The study, led by the University of Colorado School of Medicine, shows people with blue eyes are less likely to have vitiligo, an autoimmune skin disease that causes pigment loss and irregular white patches of skin and hair.
The research also suggests people with brown eyes may be less likely to develop melanoma, the most dangerous kind of skin cancer.
The study, published in the journal Nature Genetics, tracked almost 3,000 people with vitiligo of Non-Hispanic European ancestry -- identifying 13 new genes that predispose people to developing the condition, which Michael Jackson is believed to have suffered. Among the vitiligo patients, 27 percent had blue/gray eyes, 43 percent had tan or brown eyes and 30 percent had green or hazel eyes. That differs from the normal distribution of eye color; about 52 percent of Americans of Non-Hispanic European ancestry have blue/gray eyes, 22 percent have green/hazel eyes, and 27 percent have tan or brown eyes.
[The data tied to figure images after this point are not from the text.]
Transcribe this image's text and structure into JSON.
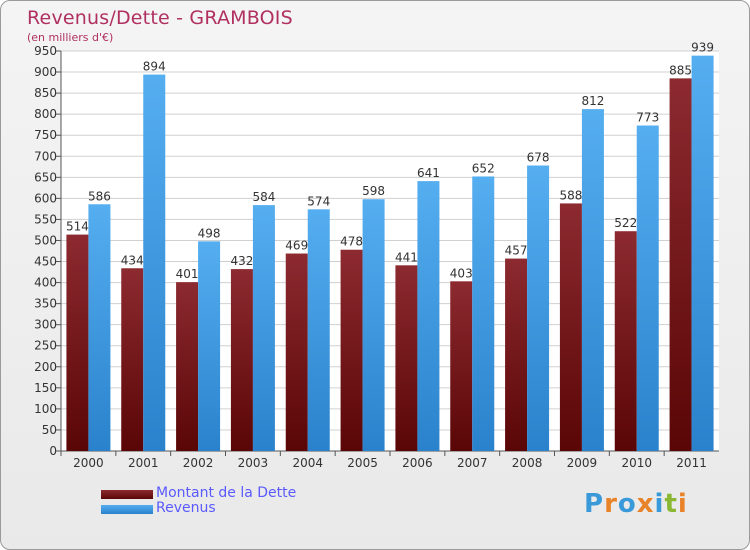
{
  "chart_data": {
    "type": "bar",
    "title": "Revenus/Dette - GRAMBOIS",
    "subtitle": "(en milliers d'€)",
    "categories": [
      "2000",
      "2001",
      "2002",
      "2003",
      "2004",
      "2005",
      "2006",
      "2007",
      "2008",
      "2009",
      "2010",
      "2011"
    ],
    "series": [
      {
        "name": "Montant de la Dette",
        "color": "#7a1418",
        "values": [
          514,
          434,
          401,
          432,
          469,
          478,
          441,
          403,
          457,
          588,
          522,
          885
        ]
      },
      {
        "name": "Revenus",
        "color": "#3d9be9",
        "values": [
          586,
          894,
          498,
          584,
          574,
          598,
          641,
          652,
          678,
          812,
          773,
          939
        ]
      }
    ],
    "ylim": [
      0,
      950
    ],
    "yticks": [
      0,
      50,
      100,
      150,
      200,
      250,
      300,
      350,
      400,
      450,
      500,
      550,
      600,
      650,
      700,
      750,
      800,
      850,
      900,
      950
    ],
    "grid": true,
    "legend_position": "bottom-left"
  },
  "logo": {
    "text": "Proxiti",
    "letters": [
      {
        "ch": "P",
        "color": "#3a9ad9"
      },
      {
        "ch": "r",
        "color": "#e8832a"
      },
      {
        "ch": "o",
        "color": "#3a9ad9"
      },
      {
        "ch": "x",
        "color": "#e8832a"
      },
      {
        "ch": "i",
        "color": "#3a9ad9"
      },
      {
        "ch": "t",
        "color": "#8ab832"
      },
      {
        "ch": "i",
        "color": "#e8832a"
      }
    ]
  }
}
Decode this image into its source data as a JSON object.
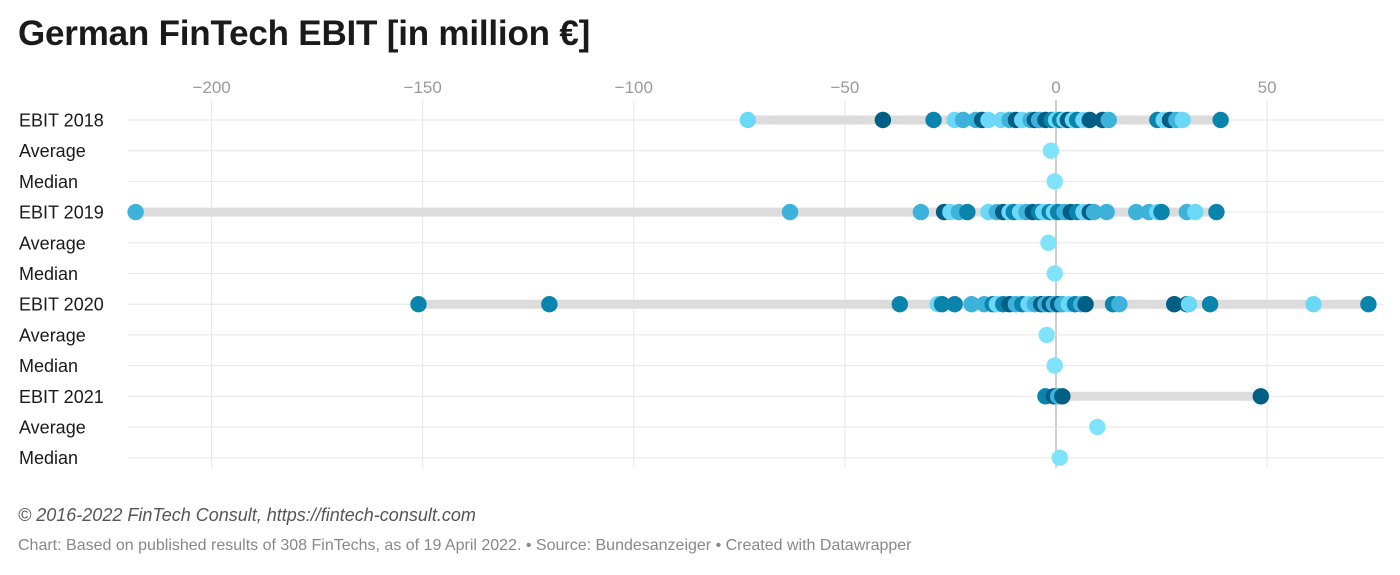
{
  "title": "German FinTech EBIT [in million €]",
  "footer": {
    "copyright": "© 2016-2022 FinTech Consult, https://fintech-consult.com",
    "note": "Chart: Based on published results of 308 FinTechs, as of 19 April 2022. • Source: Bundesanzeiger • Created with Datawrapper"
  },
  "colors": {
    "background": "#ffffff",
    "grid": "#e6e6e6",
    "zero_line": "#bdbdbd",
    "range_bar": "#dcdcdc",
    "palette": [
      "#015f86",
      "#0a84ad",
      "#3db3dc",
      "#6cd8f7"
    ],
    "summary_dot": "#7fe3fb"
  },
  "chart_data": {
    "type": "scatter",
    "title": "German FinTech EBIT [in million €]",
    "xlabel": "",
    "ylabel": "",
    "xlim": [
      -219,
      75
    ],
    "x_ticks": [
      -200,
      -150,
      -100,
      -50,
      0,
      50
    ],
    "x_tick_labels": [
      "−200",
      "−150",
      "−100",
      "−50",
      "0",
      "50"
    ],
    "grid": true,
    "rows": [
      {
        "label": "EBIT 2018",
        "kind": "dist",
        "values": [
          -73,
          -41,
          -29,
          -24,
          -22,
          -19,
          -17.5,
          -16,
          -13,
          -11,
          -9.5,
          -8,
          -6,
          -5,
          -4,
          -2.5,
          -1,
          0,
          1,
          2,
          2.8,
          4,
          5,
          6.5,
          8,
          11,
          12.5,
          24,
          25.5,
          27,
          28.5,
          30,
          39
        ]
      },
      {
        "label": "Average",
        "kind": "average",
        "values": [
          -1.2
        ]
      },
      {
        "label": "Median",
        "kind": "median",
        "values": [
          -0.3
        ]
      },
      {
        "label": "EBIT 2019",
        "kind": "dist",
        "values": [
          -218,
          -63,
          -32,
          -26.5,
          -25,
          -23,
          -21,
          -16,
          -14,
          -12.5,
          -11,
          -10,
          -8.5,
          -7,
          -5.5,
          -4,
          -3,
          -1.5,
          -0.5,
          0.5,
          2,
          3.5,
          5,
          6.5,
          8,
          9,
          12,
          19,
          22,
          24,
          25,
          31,
          33,
          38
        ]
      },
      {
        "label": "Average",
        "kind": "average",
        "values": [
          -1.8
        ]
      },
      {
        "label": "Median",
        "kind": "median",
        "values": [
          -0.3
        ]
      },
      {
        "label": "EBIT 2020",
        "kind": "dist",
        "values": [
          -151,
          -120,
          -37,
          -28,
          -27,
          -24,
          -20,
          -17,
          -15,
          -14,
          -12.5,
          -11,
          -9.5,
          -8,
          -6.5,
          -5,
          -3.5,
          -2.5,
          -1.5,
          -0.5,
          0.5,
          1.5,
          3,
          4.5,
          6,
          7,
          13.5,
          15,
          28,
          31,
          31.5,
          36.5,
          61,
          74
        ]
      },
      {
        "label": "Average",
        "kind": "average",
        "values": [
          -2.2
        ]
      },
      {
        "label": "Median",
        "kind": "median",
        "values": [
          -0.3
        ]
      },
      {
        "label": "EBIT 2021",
        "kind": "dist",
        "values": [
          -2.5,
          -0.5,
          0.5,
          1.5,
          48.5
        ]
      },
      {
        "label": "Average",
        "kind": "average",
        "values": [
          9.8
        ]
      },
      {
        "label": "Median",
        "kind": "median",
        "values": [
          0.9
        ]
      }
    ]
  }
}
Dr. Richard Spritz, director of the CU Human Medical Genetics and Genomics Program, said the study primarily looked at vitiligo but also has implications for melanoma.
"Genetically, in some ways vitiligo and melanoma are polar opposites. Some of the same genetic variations that make one more likely to have vitiligo make one less likely to have melanoma, and vice-versa," said Spritz. "Vitiligo is an autoimmune disease, in which a person's immune system attacks their normal pigment cells. We think that vitiligo represents over-activity of a normal process by which one's immune system searches out and destroys early cancerous melanoma cells."
People with vitiligo and their close relatives are at higher risk for thyroid disease, type 1 diabetes, rheumatoid arthritis and lupus. Spritz said this suggests genes may be factors in these autoimmune diseases.
The study was funded by the National Institute of Arthritis and Musculoskeletal and Skin Diseases of the National Institutes of Health.